Select high-volume shippers are able to drop off presorted packages at the local Postal Service depot for “last mile” delivery at cut-rate prices. With high volumes and warehouses near the local depots, Amazon enjoys low rates unavailable to its competitors.” Let me rephrase that, “Because Amazon has invested in efficient logistics and well planned locations, it makes it easier for any delivery company to transport its goods. Especially an organization with tens of thousands of locations in that ‘last mile’” What do you bet Amazon gets volume discounts from FedEx and UPS?

“[T]he Postal Service needs to stop picking winners and losers in the retail world.”? How? There is no way to subsidize a government delivery service without “picking winners and losers in the retail world.”

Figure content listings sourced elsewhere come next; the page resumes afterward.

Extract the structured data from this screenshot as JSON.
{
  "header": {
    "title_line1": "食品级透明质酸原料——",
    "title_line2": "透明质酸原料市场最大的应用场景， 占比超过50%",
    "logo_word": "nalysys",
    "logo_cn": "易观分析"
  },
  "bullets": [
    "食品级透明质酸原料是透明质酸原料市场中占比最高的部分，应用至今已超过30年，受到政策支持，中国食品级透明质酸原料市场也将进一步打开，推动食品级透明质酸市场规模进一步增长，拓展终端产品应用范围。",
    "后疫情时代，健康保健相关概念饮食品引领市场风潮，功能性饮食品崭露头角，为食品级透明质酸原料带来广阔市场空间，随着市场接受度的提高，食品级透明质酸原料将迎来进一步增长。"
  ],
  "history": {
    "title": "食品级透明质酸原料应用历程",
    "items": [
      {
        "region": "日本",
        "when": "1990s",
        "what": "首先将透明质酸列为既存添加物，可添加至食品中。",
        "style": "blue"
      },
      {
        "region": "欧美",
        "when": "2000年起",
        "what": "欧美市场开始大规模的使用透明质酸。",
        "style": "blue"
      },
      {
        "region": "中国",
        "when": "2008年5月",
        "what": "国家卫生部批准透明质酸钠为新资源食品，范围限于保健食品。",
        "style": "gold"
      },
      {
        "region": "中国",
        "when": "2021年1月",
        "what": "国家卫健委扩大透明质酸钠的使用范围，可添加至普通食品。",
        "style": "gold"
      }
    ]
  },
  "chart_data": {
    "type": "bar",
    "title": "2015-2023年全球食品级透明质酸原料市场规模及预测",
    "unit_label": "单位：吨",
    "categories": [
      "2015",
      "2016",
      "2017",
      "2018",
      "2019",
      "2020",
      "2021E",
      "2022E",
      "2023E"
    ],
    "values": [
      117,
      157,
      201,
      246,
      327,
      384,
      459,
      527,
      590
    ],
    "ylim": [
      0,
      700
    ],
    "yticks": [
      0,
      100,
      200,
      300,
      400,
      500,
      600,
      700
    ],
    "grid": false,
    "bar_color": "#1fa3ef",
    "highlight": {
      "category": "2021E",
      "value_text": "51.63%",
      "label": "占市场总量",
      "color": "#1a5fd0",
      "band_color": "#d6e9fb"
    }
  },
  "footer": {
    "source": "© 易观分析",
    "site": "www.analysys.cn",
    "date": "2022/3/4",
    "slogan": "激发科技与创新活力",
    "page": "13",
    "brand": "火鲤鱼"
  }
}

Spare me the “universal-service obligation—to provide for all Americans at uniform price and quality. This communication service helps knit this vast country together, and it’s the why the Postal Service exists” argument. If that’s the mandate nobody should be surprised we have to subsidize it. Stop whining about the cost resulting from that choice, and stop scapegoating the companies (there will always be some) who can take advantage of regulatory winner/loser decisions, until you are willing to privatize the USPS.

Of course, as in Europe, the Post Office should be privatized. To do that, the first class mail monopoly must be eliminated. Then USPS can compete on price and service. Delivery to marginal locations will become more expensive and/or a bit slower. IAC, the “first class” mail rates would rise to market values. Junk mail volume would plummet, and we’ve been subsidizing that too. If “[T]wo-thirds of Amazon’s domestic deliveries are made by the Postal Service,” the Post Office’s burdensome real estate holdings might even become an advantage. At current pricing, they already are.

Or we could nationalize UPS and FedEx. That would fix the problem and provide more jobs for regulators.

USPS demonstrates exactly what happens to protected industries; misallocation of capital, mispricing, insensitivity to customer needs, complacency about markets – resulting in inability to innovate or compete.

The President’s ire is misdirected. Since it’s an economic question, that’s unsurprising. Well, actually, it’s petty personal animus toward Jeff Bezos, but that’s even less surprising.